We are not just comparing Hitler’s Nazism and Lenin’s communism, we assert that the Bolsheviks were pioneers of mass repressions with millions of victims. We consider Hitler an apprentice of the Bolshevik Party leaders in the art of the mass slaughter of people. It is not us who relativise the Holocaust, it is you who don’t want to see the other great criminal project on the European continent.
Regarding the Russians “who fight against this war… risking their own freedom or even life,” we think that they should fight against the mad dictator who imposed this war.
Besides, we almost don’t see among the citizens of Russia those who have courage to take responsibility for Putin’s aggression. We don’t care about the ethnicity and religious beliefs of these people but we think that the citizen is definitely responsible for the actions of his/her own state.
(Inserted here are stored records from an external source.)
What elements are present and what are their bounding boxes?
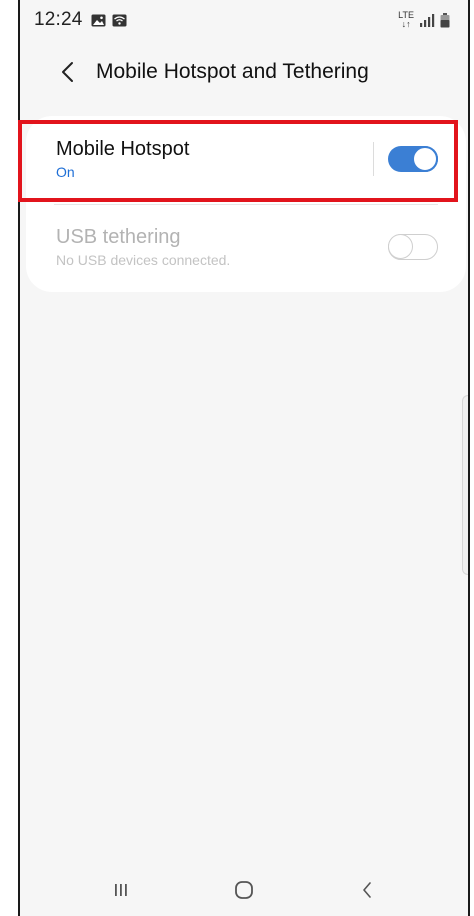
mobile-hotspot-row[interactable]: Mobile Hotspot On	[26, 116, 466, 202]
usb-tethering-row: USB tethering No USB devices connected.	[26, 212, 466, 282]
recent-apps-button[interactable]	[101, 870, 141, 910]
lte-indicator: LTE ↓↑	[398, 10, 414, 29]
recent-apps-icon	[115, 884, 128, 896]
mobile-hotspot-title: Mobile Hotspot	[56, 138, 190, 160]
home-icon	[235, 881, 253, 899]
edge-panel-handle[interactable]	[462, 395, 468, 575]
usb-tethering-title: USB tethering	[56, 226, 181, 248]
back-button[interactable]	[48, 52, 88, 92]
status-time: 12:24	[34, 9, 83, 30]
status-bar: 12:24 LTE ↓↑	[20, 0, 468, 40]
signal-icon	[420, 14, 435, 27]
header: Mobile Hotspot and Tethering	[20, 50, 468, 94]
settings-card: Mobile Hotspot On USB tethering No USB d…	[26, 116, 466, 292]
navigation-bar	[20, 864, 468, 916]
toggle-knob	[412, 146, 438, 172]
back-icon	[362, 882, 371, 898]
phone-screen: 12:24 LTE ↓↑ Mobile Hotspot and Tetherin…	[18, 0, 470, 916]
system-back-button[interactable]	[347, 870, 387, 910]
battery-icon	[440, 12, 450, 27]
home-button[interactable]	[224, 870, 264, 910]
gallery-icon	[91, 14, 106, 26]
list-divider	[54, 204, 438, 205]
back-arrow-icon	[62, 62, 73, 82]
usb-tethering-toggle	[388, 234, 438, 260]
page-title: Mobile Hotspot and Tethering	[96, 60, 369, 83]
toggle-knob	[388, 234, 413, 259]
wifi-icon	[112, 14, 127, 26]
usb-tethering-status: No USB devices connected.	[56, 252, 231, 268]
mobile-hotspot-toggle[interactable]	[388, 146, 438, 172]
row-divider	[373, 142, 374, 176]
mobile-hotspot-status: On	[56, 164, 75, 180]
Putin has announced a military operation aimed at “denazification” of a country with a freely and fairly elected president who is a Ukrainian Jew. Putin shares the views of Russian conservative philosopher Dugin who believes that a global cabal of Jews were (and are) the real agents of violence against Russian Christians and that the latter (rather than the Jews) were the real victims of the Nazis. Can you believe this? Please inform yourself: The antisemitism animating Putin’s claim to ‘denazify’ Ukraine | Jason Stanley | The Guardian
In your message you “support Ukrainians’ aim to bring freedom and peace back to Ukraine.” This sentence seems pretty abstract to us. What concrete ways for bringing freedom and peace do you see if not organized military resistance?
As for your claims that we are “recreating nationalist patterns and reflexes,” perhaps you did not notice that on February 24, Russia (the Soviet Union’s legal successor) launched a war against Ukraine and is continuing to destroy our territory and people?
We began formulating this statement in the first days of the war when the words “enemy” and “hero” suddenly lost their abstractness and became very concrete.
How would you relate to the enemy attacking your cities? What about the soldiers defending you from that enemy? Don’t you think that the aggressor deserves to die and that the defenders deserve glory? Are you sure that in the near future these abstract notions will not become concrete for you too?
Are the Ukrainians to blame for war because they are resisting Russian aggression, in your opinion? What do you think Ukrainians should do? Obediently return to the USSR concentration camp?
And finally, if you do not want Ukrainians, who have good reason to hate the Soviet fascists, to begin to hate European values next, prove that these values actually exist.
Close the sky and save the lives of Ukrainian children!